Dan broke free and lurched back. “Injun,” he said, “stay away from me or I’ll kick your ass so hard your squaw will feel it.”
The Apache grunted and pulled a Green River hunting knife with a seven-inch blade, a weapon as large as life and twice as real. Dan backed away, fearfully aware of the bound wrists that made him vulnerable.
“Media vuelta!” the Indian said.
“Go to hell,” Dan said.
“Turn around,” Taklishim said, using English after Spanish had failed. He held his rifle in his left hand pointed at Dan’s belly.
“Yeah, give it to me in the back, you damned yellow-bellied coward,” Dan said.
The flinty expression on the Apache’s face did not change. “Turn around,” he said.
Dan had escaped a hanging only to get his throat cut. If he saw any humor in that situation, it’s never been recorded. He turned his back on the Apache. A shuffle of hard-soled moccasins on gravel and then a slight tug on the rope around his wrists and the severed bonds fell to his feet.

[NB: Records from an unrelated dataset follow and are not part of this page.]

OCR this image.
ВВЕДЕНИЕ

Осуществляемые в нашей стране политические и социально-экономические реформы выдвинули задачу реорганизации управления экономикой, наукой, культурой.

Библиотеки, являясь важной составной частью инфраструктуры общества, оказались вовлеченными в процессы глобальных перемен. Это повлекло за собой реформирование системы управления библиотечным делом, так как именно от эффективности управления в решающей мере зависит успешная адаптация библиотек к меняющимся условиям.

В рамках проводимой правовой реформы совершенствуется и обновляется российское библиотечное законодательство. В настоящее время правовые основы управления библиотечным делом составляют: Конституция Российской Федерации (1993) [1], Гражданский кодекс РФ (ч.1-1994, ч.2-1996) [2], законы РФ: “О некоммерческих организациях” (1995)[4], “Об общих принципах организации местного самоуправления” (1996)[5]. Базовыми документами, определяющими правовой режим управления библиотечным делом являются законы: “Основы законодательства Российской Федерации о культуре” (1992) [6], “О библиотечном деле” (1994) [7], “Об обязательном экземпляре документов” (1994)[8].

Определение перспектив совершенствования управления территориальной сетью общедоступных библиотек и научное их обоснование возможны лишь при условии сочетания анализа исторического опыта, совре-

Dan turned in time to see the Indian jump on his pony. The warrior’s red and black streaks of war paint across his wide cheekbones and nose were vivid against his coffee-colored skin. He pointed the rifle at the white man. “When we meet again, this day or some other day, I will kill you.”
Dan Caine rubbed his rope-burned wrists and studied the Apache, committing to memory the man’s paint, beaded buckskin vest, dark red headband, and leather revolver belt and holster decorated with silver Mexican conchos. A slim scar about three inches long ran down his left cheek.
“I will remember you,” Dan said. “You saved my life and I hope one day I will save yours.”
The Apache sat his pony for long moments, staring at Dan. Now the sound of gunfire, loud, ragged fusillades, fractured the silence that had held the two men in its freakish spell. There was also an ominous tang of woodsmoke in the air.
Taklishim ended the standoff. He raised his rifle above his head, let loose with the hair-raising, undulating Apache war cry, and swung his horse around. He turned at the corner of the house and vanished from sight.